Devin: Last week the US Census Bureau reported that retail sales rose by 0.7% in July and have risen by 3.2% over the past 12 months. With concerns of a potential recession, why do you think consumer spending remains so strong?

Mark: There’s a lot of concerns on state of the US economy and then you add-on high inflation and rising interest rates. But one aspect of the economy that’s remained quite resilient is the labor market. The national unemployment rate is at 3.5% and there’s currently about 9.6 million unfilled job openings across the nation. This conveys that there’s still a strong demand by employers for qualified workers. When jobs are plentiful and people feel confident in their job security, they tend to be much more willing to open up their pocketbooks and spend their money.

Devin: Do you think this strength we’re seeing in consumer spending will last?

Mark: So far this year, the labor market has remained quite resilient, but we are starting to see some initial cracks form. The number of new jobs being added has been steadily declining.

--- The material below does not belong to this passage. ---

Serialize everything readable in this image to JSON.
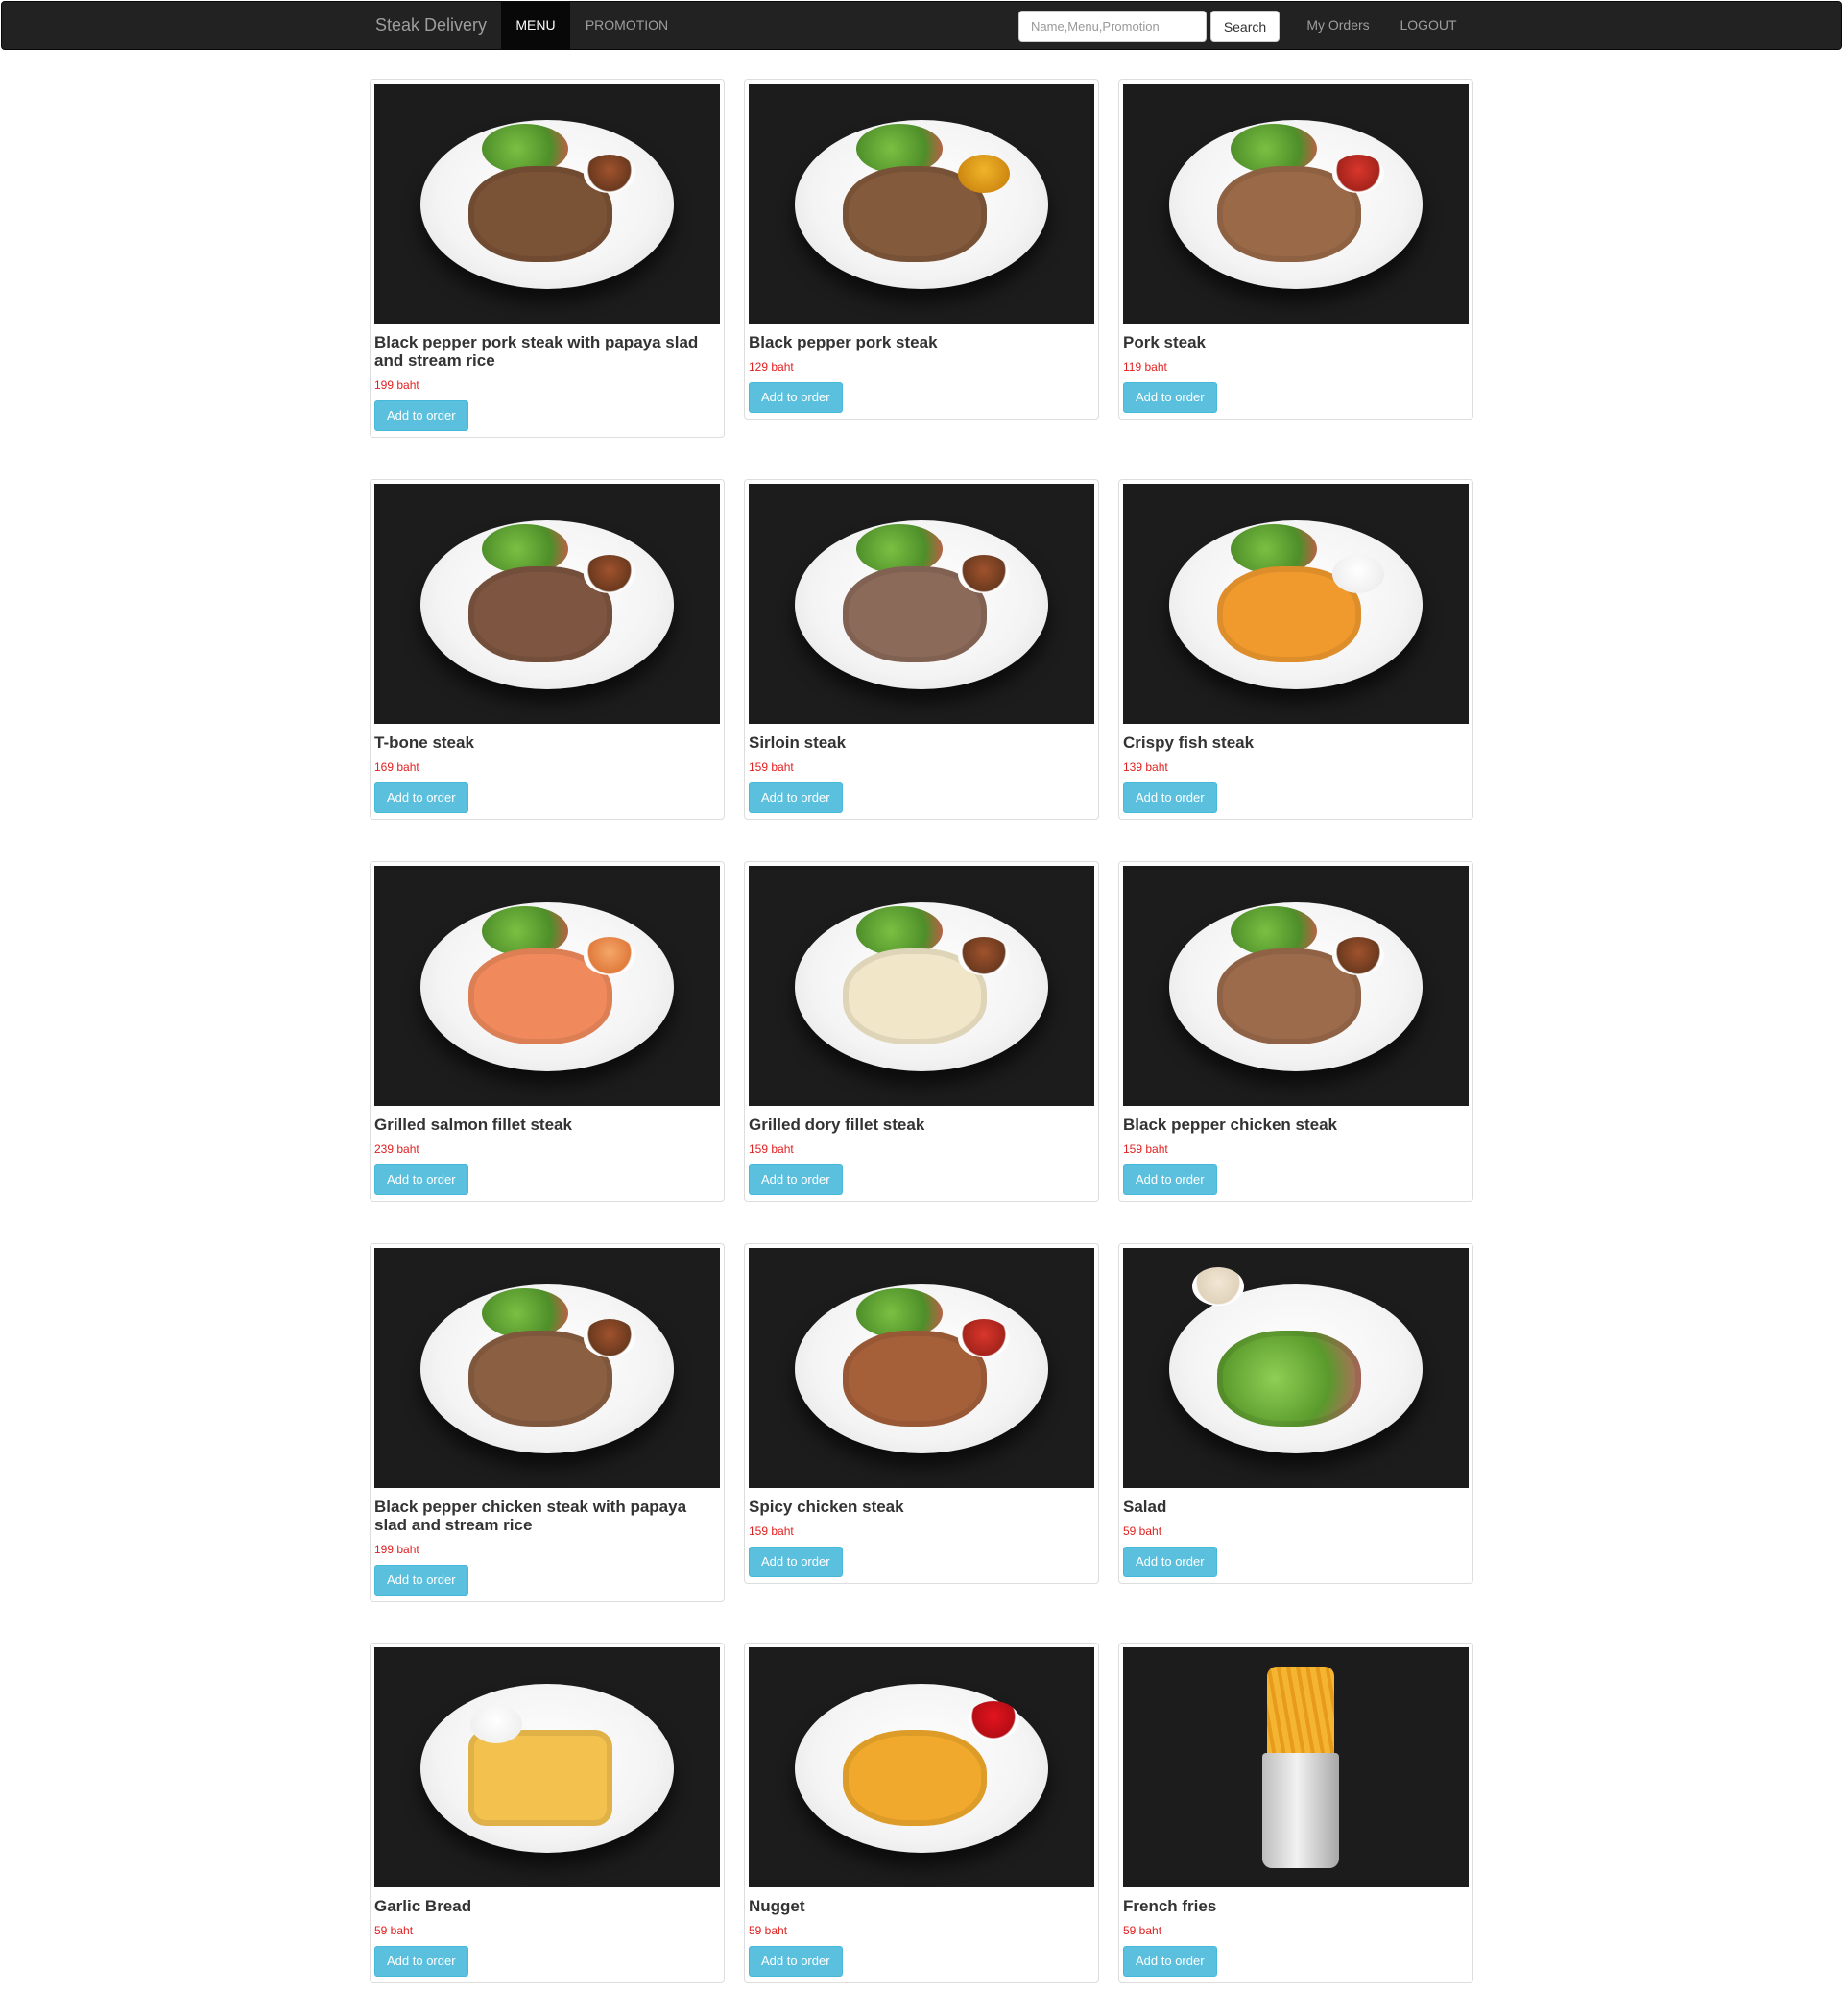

Another concern is how much of the consumer spending over the past 1-2 years has been funded. To help pay the cost of rising prices, consumers have been forced to pull money from their savings and retirement account. They’ve also take on a lot more debt. Household debt is now at a record high. Within that household debt is a record-high $1.03T in credit card debt- the 1st time ever the level of credit card debt has breached the $1T mark.